I’m not entirely sure what Jesus’ technique was for washing the disciples’ feet, but if he did use a basin of water, who’s the poor soul at the end of this line of feet who has to stick his feet in that bucket that probably looked like the bucket of water you used to clean your paint brushes off in. Just a gray, mud color, with probably some floaters in it.

And it can’t feel that great to be getting other people’s dirt and grim all over your feet. But that’s actually another truth we can say about the dirt of life. Our dirt, our grime of life – it gets on other people, doesn’t? Like my sin doesn’t just impact me. It ripples out on all these other people. When I lose my temper at home, I watch as Elliot is changed by it. And it hurts to see.

So what’s your build up? What’s your junk that clings to the bottom of your feet and seems to spoil the bowl of water for everyone else?
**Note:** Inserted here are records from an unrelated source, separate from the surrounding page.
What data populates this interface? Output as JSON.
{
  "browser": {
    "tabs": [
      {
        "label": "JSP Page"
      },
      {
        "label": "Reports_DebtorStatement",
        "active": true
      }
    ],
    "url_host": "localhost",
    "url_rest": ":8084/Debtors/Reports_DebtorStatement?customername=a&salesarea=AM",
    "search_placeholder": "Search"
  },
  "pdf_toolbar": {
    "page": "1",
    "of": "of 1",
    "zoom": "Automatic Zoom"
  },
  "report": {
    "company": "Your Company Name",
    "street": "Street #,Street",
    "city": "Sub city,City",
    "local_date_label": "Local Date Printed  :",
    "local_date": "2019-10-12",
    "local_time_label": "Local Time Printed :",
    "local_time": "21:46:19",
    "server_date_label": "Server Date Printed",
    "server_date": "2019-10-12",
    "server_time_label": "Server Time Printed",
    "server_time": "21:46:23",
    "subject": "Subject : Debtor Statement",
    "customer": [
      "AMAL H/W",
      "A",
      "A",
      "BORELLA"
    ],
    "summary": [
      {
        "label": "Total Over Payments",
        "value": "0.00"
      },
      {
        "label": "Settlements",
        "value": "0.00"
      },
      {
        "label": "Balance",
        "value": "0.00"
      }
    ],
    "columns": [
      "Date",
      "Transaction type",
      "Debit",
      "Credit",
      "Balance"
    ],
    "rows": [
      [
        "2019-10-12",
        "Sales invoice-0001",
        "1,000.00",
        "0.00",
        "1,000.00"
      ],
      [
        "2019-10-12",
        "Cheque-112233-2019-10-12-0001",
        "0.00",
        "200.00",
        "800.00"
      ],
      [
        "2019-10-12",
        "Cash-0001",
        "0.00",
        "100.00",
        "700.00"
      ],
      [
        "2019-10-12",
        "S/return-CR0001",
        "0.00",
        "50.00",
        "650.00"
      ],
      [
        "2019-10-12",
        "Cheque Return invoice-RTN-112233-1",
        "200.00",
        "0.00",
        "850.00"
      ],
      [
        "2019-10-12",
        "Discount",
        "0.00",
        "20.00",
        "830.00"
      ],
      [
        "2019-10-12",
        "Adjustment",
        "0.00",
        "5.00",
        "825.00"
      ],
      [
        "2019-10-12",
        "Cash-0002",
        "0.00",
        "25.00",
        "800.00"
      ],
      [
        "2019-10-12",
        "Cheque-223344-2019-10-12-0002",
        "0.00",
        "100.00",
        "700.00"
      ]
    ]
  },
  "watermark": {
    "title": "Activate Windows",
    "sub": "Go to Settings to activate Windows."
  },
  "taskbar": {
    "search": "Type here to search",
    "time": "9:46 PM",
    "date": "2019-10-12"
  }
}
What we see in this story is what Jesus wants to do with you. To wash you of all the weighs you down. To let it dissolve away like dirt in the rain. So that you can be free. And then he wants us to do the same for others.

This is the way to life. The way of Pharaoh, that’s not the way. This is the way. It is how Jesus wants us to love one another – to take one another’s feet in our hands and to wash them clean. If we can offer kind and gentle hands to each other’s dirt. If we can help each other to wash it away. To assure one another that you don’t have to wash it away all alone, only then can we be a community of the way of Jesus. But it mean’s you’ll have to stick out your feet. And you’ll have to embrace each other’s feet too.

May you have the courage to receive this love tonight in the form of water washed over your hands, and bread and wine placed in them. And then may you go and share that love with the world. Amen.

[1] I’m indebted to Alan Storey for this insight.